Un second « seuil » avant la révélation du personnage de la sphère va en quelque sorte préparer le terrain de la compréhension d’A. Square. C’est celui du raisonnement analogique, et plus précisément du passage par l’algèbre. Quelques minutes avant que la sphère apparaisse dans son salon, A. Square consacrait un peu de temps à son fils, un brillant petit hexagone, pour lui faire réviser des problèmes mathématiques. Or celui-ci a l’intuition, en passant par l’élévation aux puissances, de ce que pourrait être une troisième dimension :
Well, then, if a Point by moving three inches, makes a Line of three inches represented by three; and if a straight Line of three inches, moving parallel to itself, makes a Square of three inches every way, represented by three-to-the-second; it must be that a Square of three inches every way, moving somehow parallel to itself (but I don't see how) must make Something else (but I don't see what) of three inches every way – and this must be represented by three-to-the-third (Abbott, 2007, p. 51)2.

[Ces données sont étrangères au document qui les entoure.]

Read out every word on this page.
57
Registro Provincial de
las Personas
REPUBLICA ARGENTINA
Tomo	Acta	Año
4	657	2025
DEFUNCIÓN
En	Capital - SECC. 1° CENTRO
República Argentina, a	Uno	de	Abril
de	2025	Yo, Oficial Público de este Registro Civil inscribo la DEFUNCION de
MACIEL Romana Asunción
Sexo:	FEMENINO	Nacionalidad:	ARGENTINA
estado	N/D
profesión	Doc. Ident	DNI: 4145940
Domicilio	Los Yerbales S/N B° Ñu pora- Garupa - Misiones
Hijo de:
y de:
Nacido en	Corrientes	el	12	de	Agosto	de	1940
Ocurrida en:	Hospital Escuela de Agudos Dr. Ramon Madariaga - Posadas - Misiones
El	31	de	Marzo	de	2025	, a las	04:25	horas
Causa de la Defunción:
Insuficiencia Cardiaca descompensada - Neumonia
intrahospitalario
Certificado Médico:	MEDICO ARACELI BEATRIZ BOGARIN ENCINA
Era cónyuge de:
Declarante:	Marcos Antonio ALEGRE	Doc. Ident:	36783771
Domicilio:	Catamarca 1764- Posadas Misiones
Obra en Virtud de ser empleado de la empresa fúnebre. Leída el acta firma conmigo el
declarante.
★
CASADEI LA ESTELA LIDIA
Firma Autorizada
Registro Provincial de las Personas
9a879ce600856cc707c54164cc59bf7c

Il est intéressant de remarquer ici que son raisonnement s’appuie également sur une projection dans l’espace (il utilise le verbe « moving ») qui serait toujours la même : un objet d’une dimension n+1 s’obtient en translatant un objet de la dimension immédiatement inférieure. Pour cela, il faut garder la trace du déplacement de l’objet dans la dimension précédente. Nous gardons en tête cette idée pour notre second point puisque nous verrons qu’elle est plus évidente lorsqu’elle est représentée visuellement par un tracé – et c’est ainsi qu’elle est expliquée au lecteur. Nous proposons ici un petit aperçu visuel de l’explication que donne le petit fils d’A. Square :
Figure 1 : Passage d'une dimension à une autre par translation de l'objet
À l’intérieur de l’intrigue, nous avons donc pu observer qu’il y a plusieurs événements qui viennent préparer en quelque sorte la compréhension d’A. Square et faciliter la réception de la révélation de la sphère : le rêve tout d’abord qui permet au personnage d’expérimenter la position de celui qui détient le savoir, celui précisément de l’existence d’une dimension qui n’est pas perceptible par les sens de certains personnages, et surtout qui se heurte à l’impossibilité de communiquer un tel savoir, que ce soit par la parole, l’exemple ou le raisonnement. Ses démonstrations théoriques comme expérimentales et concrètes se soldent par de cuisants échecs puisque les habitants de Lineland ont d’autres manières d’expliquer ou de percevoir un même donné. Le calcul algébrique fait également signe vers l’existence d’un inconnu théorisable, mais A. Square se refuse à lui accorder une quelconque validité même hypothétique sans expérience de première main.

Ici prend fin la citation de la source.